Smartphones. Smart homes. Smart cars. As the world gets smarter with new innovations and technologies, life becomes easier for humans. For those who are old enough to remember the hit 1980s TV show "Knight Rider," KITT, the car that talks back to its driver and smart enough to drive on its own, was the coolest. On Tuesday, a startup company in Cambridge, Massachusetts launched the Copenhagen Wheel. The product may not be as high-tech as the talking car but it turns an ordinary bike into a smart bike and is amazing enough to have the tech world buzzing.
Superpedestrian, the company behind the $700-wheel, collaborated with the SENSEable City Lab of the Massachusetts Institute of Technology (MIT) to develop the product. The company also received funding of $2.1 million from Tumblr founder David Karp and Spark Capital in October. Superpedestrian is helmed by Assaf Biderman who first worked with the city of Copenhagen that gave birth to the idea of the intuitive wheel.
The 12-pound Copenhagen Wheel is basically a rear wheel that can be installed on any ordinary bicycle. The smart wheel turns the bike into a hybrid vehicle as it relies on batteries to help riders go as fast as 30 miles an hour or assist when the biker is negotiating an uphill. It can detect if the rider is exerting more effort to the pedals so it will give the bike an extra push.
The Copenhagen Wheel is pretty much like a Toyota Prius, only better.
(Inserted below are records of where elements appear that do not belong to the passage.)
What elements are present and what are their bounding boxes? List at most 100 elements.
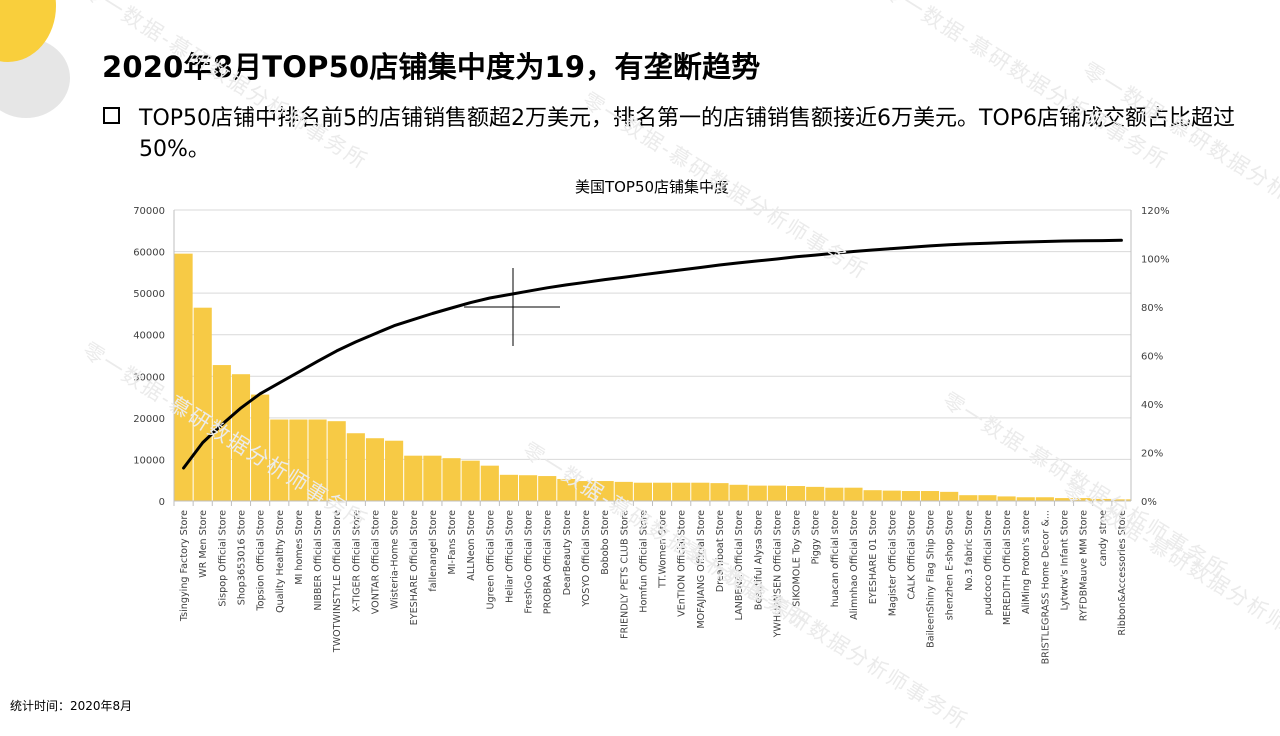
x-tick-label: Ugreen Official Store xyxy=(485,510,496,610)
x-tick-label: Tsingying Factory Store xyxy=(179,510,190,622)
bar xyxy=(1054,498,1074,501)
x-tick-label: Alimnhao Official Store xyxy=(849,510,860,620)
y-tick-label: 70000 xyxy=(133,206,165,217)
bar xyxy=(1112,499,1131,501)
x-tick-label: MI-Fans Store xyxy=(447,510,458,575)
y2-tick-label: 60% xyxy=(1141,352,1163,363)
bar xyxy=(844,487,863,501)
cumulative-line xyxy=(182,238,1123,470)
bar xyxy=(672,482,691,501)
x-tick-label: pudcoco Official Store xyxy=(983,510,994,615)
bar xyxy=(710,483,729,501)
slide-title: 2020年8月TOP50店铺集中度为19，有垄断趋势 xyxy=(102,50,761,84)
bar xyxy=(806,486,825,501)
x-tick-label: EYESHARE Official Store xyxy=(409,510,420,625)
bar xyxy=(1035,497,1054,501)
bar xyxy=(499,474,519,501)
x-tick-label: AliMing Proton's store xyxy=(1021,510,1032,614)
bar xyxy=(404,455,423,501)
bar xyxy=(691,482,710,501)
bar xyxy=(327,421,346,501)
y-tick-label: 20000 xyxy=(133,414,165,425)
bar xyxy=(1093,498,1112,501)
y-axis-ticks: 0 10000 20000 30000 40000 50000 60000 70000 xyxy=(133,206,165,508)
x-tick-label: FreshGo Official Store xyxy=(524,510,535,614)
bar xyxy=(365,438,385,501)
x-tick-label: Magister Official Store xyxy=(887,510,898,616)
checkbox-bullet-icon xyxy=(103,107,120,124)
bar xyxy=(385,440,404,501)
x-tick-label: Quality Healthy Store xyxy=(275,510,286,613)
x-tick-label: huacan official store xyxy=(830,510,841,607)
pareto-chart: 美国TOP50店铺集中度 0 10000 20000 30000 40000 50000 6… xyxy=(133,178,1170,664)
x-tick-label: Sispop Official Store xyxy=(217,510,228,607)
bar xyxy=(825,487,844,501)
x-tick-label: Lytwtw's Infant Store xyxy=(1060,510,1071,611)
x-tick-label: LANBENA Official Store xyxy=(734,510,745,621)
bar xyxy=(174,253,193,501)
bar xyxy=(863,490,882,501)
bar xyxy=(940,491,959,501)
x-tick-label: Dreamboat Store xyxy=(715,510,726,592)
x-tick-label: RYFDBMauve MM Store xyxy=(1079,510,1090,621)
bar xyxy=(997,496,1016,501)
bar xyxy=(882,490,901,501)
bar xyxy=(289,419,308,501)
x-axis-labels: Tsingying Factory Store WR Men Store Sispo… xyxy=(179,510,1128,664)
bar xyxy=(767,485,786,501)
y-tick-label: 30000 xyxy=(133,372,165,383)
bar xyxy=(193,307,212,501)
x-tick-label: PROBRA Official Store xyxy=(543,510,554,614)
x-tick-label: YWHUANSEN Official Store xyxy=(772,510,783,639)
bar xyxy=(346,433,365,501)
y2-tick-label: 120% xyxy=(1141,206,1170,217)
cumulative-percentage-line xyxy=(182,238,1123,470)
y2-tick-label: 0% xyxy=(1141,497,1157,508)
x-tick-label: Shop3653016 Store xyxy=(236,510,247,605)
x-tick-label: Beautiful Alysa Store xyxy=(753,510,764,610)
y-tick-label: 50000 xyxy=(133,289,165,300)
x-tick-label: EYESHARE 01 Store xyxy=(868,510,879,604)
x-tick-label: BRISTLEGRASS Home Decor &... xyxy=(1040,510,1051,664)
bar xyxy=(557,478,576,501)
bar xyxy=(576,481,595,501)
bar xyxy=(978,495,997,501)
chart-title: 美国TOP50店铺集中度 xyxy=(575,178,729,196)
x-tick-label: Heliar Official Store xyxy=(504,510,515,603)
x-tick-label: ALLNeon Store xyxy=(466,510,477,581)
y-tick-label: 40000 xyxy=(133,331,165,342)
bar xyxy=(1016,497,1035,501)
x-tick-label: candy stroe xyxy=(1098,510,1109,566)
bar xyxy=(519,475,538,501)
x-tick-label: X-TIGER Official Store xyxy=(351,510,362,612)
x-tick-label: VEnTION Official Store xyxy=(677,510,688,617)
bullet-point: TOP50店铺中排名前5的店铺销售额超2万美元，排名第一的店铺销售额接近6万美元… xyxy=(103,103,1263,165)
x-tick-label: YOSYO Official Store xyxy=(581,510,592,608)
y-tick-label: 10000 xyxy=(133,455,165,466)
x-tick-label: shenzhen E-shop Store xyxy=(945,510,956,620)
y2-tick-label: 80% xyxy=(1141,303,1163,314)
x-tick-label: Ribbon&Accessories Store xyxy=(1117,510,1128,636)
y2-tick-label: 40% xyxy=(1141,400,1163,411)
y2-axis-ticks: 0% 20% 40% 60% 80% 100% 120% xyxy=(1141,206,1170,508)
x-tick-label: FRIENDLY PETS CLUB Store xyxy=(619,510,630,639)
bar xyxy=(212,365,231,501)
x-tick-label: DearBeauty Store xyxy=(562,510,573,595)
bar xyxy=(614,481,633,501)
bar xyxy=(633,482,652,501)
bar xyxy=(461,460,480,501)
bar xyxy=(595,481,614,501)
crosshair-cursor-icon xyxy=(464,268,560,346)
bar xyxy=(480,465,499,501)
x-tick-label: SIKOMOLE Toy Store xyxy=(792,510,803,607)
x-tick-label: Piggy Store xyxy=(811,510,822,565)
bar xyxy=(308,419,327,501)
x-tick-label: TWOTWINSTYLE Official Store xyxy=(332,510,343,653)
x-tick-label: WR Men Store xyxy=(198,510,209,578)
bar xyxy=(1074,498,1093,501)
bar xyxy=(748,485,767,501)
x-tick-label: fallenangel Store xyxy=(428,510,439,592)
x-tick-label: MI homes Store xyxy=(294,510,305,585)
y2-tick-label: 20% xyxy=(1141,449,1163,460)
x-tick-label: BaileenShiny Flag Ship Store xyxy=(926,510,937,648)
It easily snaps to replace the rear wheel of a bike and seamlessly help in operating the two-wheel ride with its 250W electric motor. On a single charge, the battery can help run the bike to as far as 30 miles. The slick contraption can lock the bike when the rider unmounts and unlocks the ride when the biker returns. It also makes use of regenerative braking, which captures energy to store in its battery pack while pressing on the brakes or when going downhill.
When connected to a smartphone, a rider can customize the settings of the Copenhagen Wheel. Using a mobile app, it can help an individual monitor vital numbers when biking such as distance travelled, elevation gain, and calories burned.
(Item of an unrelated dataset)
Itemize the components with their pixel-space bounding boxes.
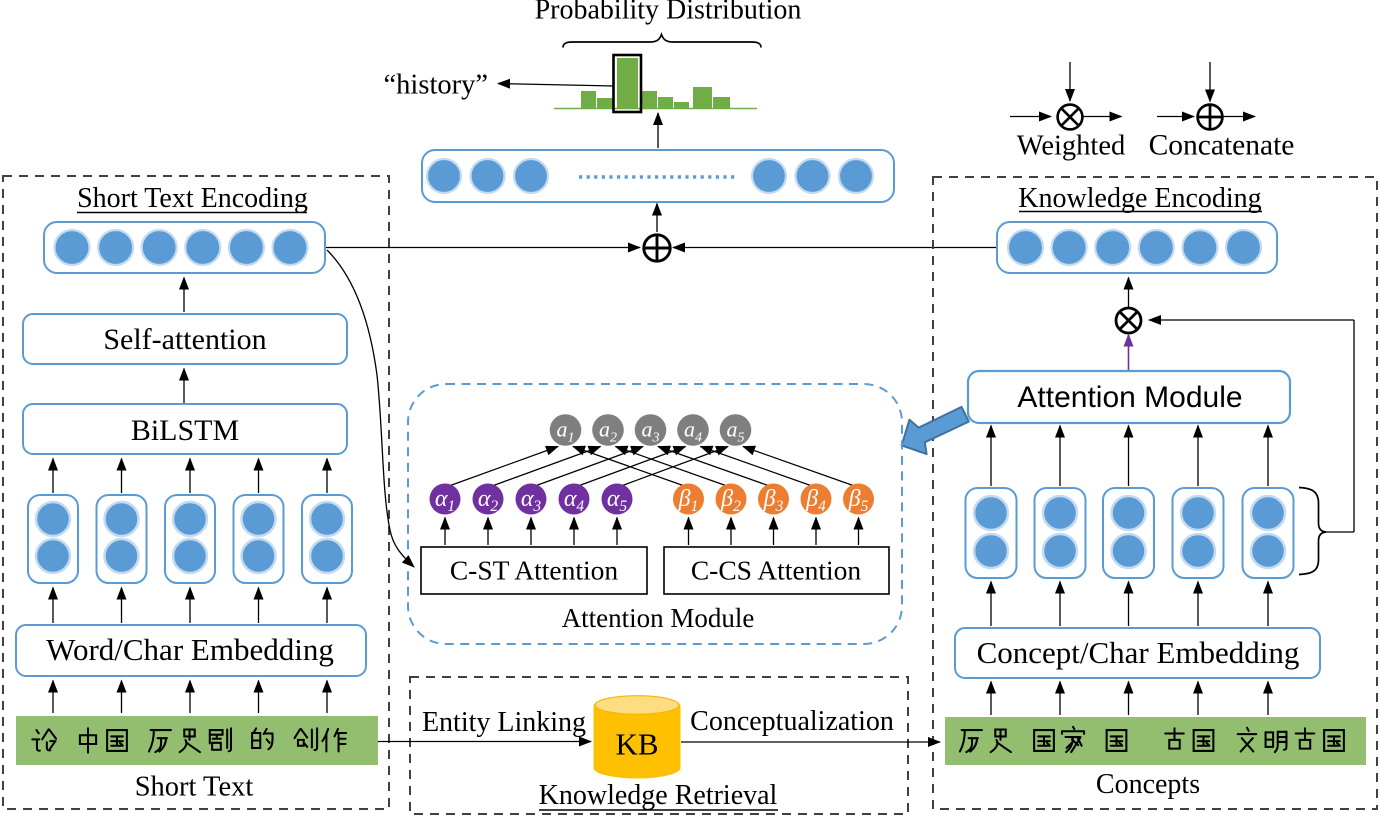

"Can we make bikes a competitive alternative to cars, buses and subways for people who live in or commute to work in cities? That is our mission. For the millions of city residents who are tired of sitting in traffic jams or long waits for the bus or train, the Copenhagen Wheel provides an easier, more environmentally friendly way to get around using the bike that's already sitting in their garage or front hall," said Superpedestrian founder and associate director of the MIT SENSEable City Laboratory Assaf Biderman in a press statement.
Biderman sees a lot of potential in Copenhagen Wheel. "The market for electronic bikes is $2.5 billion to $3.5 billion and it has been growing for the last seven years. While the market is established in northern Europe, it is untapped in the U.S. and southern Europe," Biderman told Forbes in an interview.
Shipment of the Copenhagen Wheel starts early 2014.